Relationship between outcome scores and knee laxity following total knee arthroplasty: a systematic review
Published in Acta Orthopaedica, 2019
Andreas Kappel, Mogens Laursen, Poul T Nielsen, Anders Odgaard
Sagittal laxity measurements were done using an arthrometer in 8 studies (KT-1000 in 3 studies, KT-2000 in 2 studies [Genourob, Laval, France], Rolimeter in 2 studies [Aircast, Summit, NJ, USA], and KS measure arthrometer in 1 study [Sigmax Medical, Tokyo, Japan]) and stress radiography with the Telos device in 2 studies [Telos Arzt- und Krankenhausbedarf GmbH, Hungen, Germany]. The method resembles the drawer test and the result was measured as a distance in mm.
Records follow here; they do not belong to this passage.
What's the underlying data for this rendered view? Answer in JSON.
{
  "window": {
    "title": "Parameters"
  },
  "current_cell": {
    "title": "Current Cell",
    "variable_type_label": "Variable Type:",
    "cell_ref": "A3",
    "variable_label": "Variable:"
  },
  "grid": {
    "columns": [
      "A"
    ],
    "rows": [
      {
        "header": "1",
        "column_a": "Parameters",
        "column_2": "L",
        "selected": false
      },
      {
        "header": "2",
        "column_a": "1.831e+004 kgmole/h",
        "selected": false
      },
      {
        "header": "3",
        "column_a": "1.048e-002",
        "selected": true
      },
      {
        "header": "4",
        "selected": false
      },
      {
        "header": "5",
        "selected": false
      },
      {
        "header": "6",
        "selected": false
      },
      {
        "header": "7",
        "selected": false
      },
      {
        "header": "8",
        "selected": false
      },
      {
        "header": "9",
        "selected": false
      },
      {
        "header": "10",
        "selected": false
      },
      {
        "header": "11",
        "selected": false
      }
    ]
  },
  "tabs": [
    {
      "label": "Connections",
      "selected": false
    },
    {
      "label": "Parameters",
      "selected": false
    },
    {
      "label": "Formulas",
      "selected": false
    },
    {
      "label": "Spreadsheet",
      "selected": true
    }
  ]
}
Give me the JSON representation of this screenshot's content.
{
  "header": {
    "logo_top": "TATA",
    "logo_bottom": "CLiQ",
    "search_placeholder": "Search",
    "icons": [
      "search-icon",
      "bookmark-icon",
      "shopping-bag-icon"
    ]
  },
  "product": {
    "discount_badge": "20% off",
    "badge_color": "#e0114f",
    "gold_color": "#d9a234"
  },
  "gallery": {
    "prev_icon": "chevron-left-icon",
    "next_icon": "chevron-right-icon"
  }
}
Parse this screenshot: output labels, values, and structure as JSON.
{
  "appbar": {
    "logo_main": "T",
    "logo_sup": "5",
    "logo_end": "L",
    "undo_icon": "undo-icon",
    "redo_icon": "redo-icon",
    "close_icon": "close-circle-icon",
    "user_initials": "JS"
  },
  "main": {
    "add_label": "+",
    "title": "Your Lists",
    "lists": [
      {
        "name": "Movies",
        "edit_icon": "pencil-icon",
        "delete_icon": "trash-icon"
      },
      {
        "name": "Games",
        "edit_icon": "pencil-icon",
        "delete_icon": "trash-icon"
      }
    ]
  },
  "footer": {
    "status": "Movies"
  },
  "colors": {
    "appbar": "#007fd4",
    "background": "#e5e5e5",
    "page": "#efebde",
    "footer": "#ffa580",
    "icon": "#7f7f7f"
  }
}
Sagittal laxity measurements performed in the range from 60° to 90° of flexion were found to associate with outcome in 4 of 7 studies. Statistically significant correlation was found in the study by Matsumoto et al. (2017) who found correlation between laxity at 60° and 1 KOOS sub-score, i.e., KOOS pain; no correlation to laxity at 90° was found. 4 studies analyzed the results following stratification. Seon et al. (2010) measured laxity using stress radiographs at 90° and found that stable knees with laxity below 10 mm obtained better WOMAC scores. Seah et al. (2012) and Jones et al. (2006) performed the laxity measurements under equal conditions, with KT-1000 at 75–80°, and used the same stratification of the results, and both studies reported statistically significantly better outcomes for the group with laxity in the range from 5 to 10 mm. Both studies included only CR implants. Schuster et al. (2011) performed the measurements with the Rolimeter at 90° of flexion and used different limits for stratification, but did not find any significant association.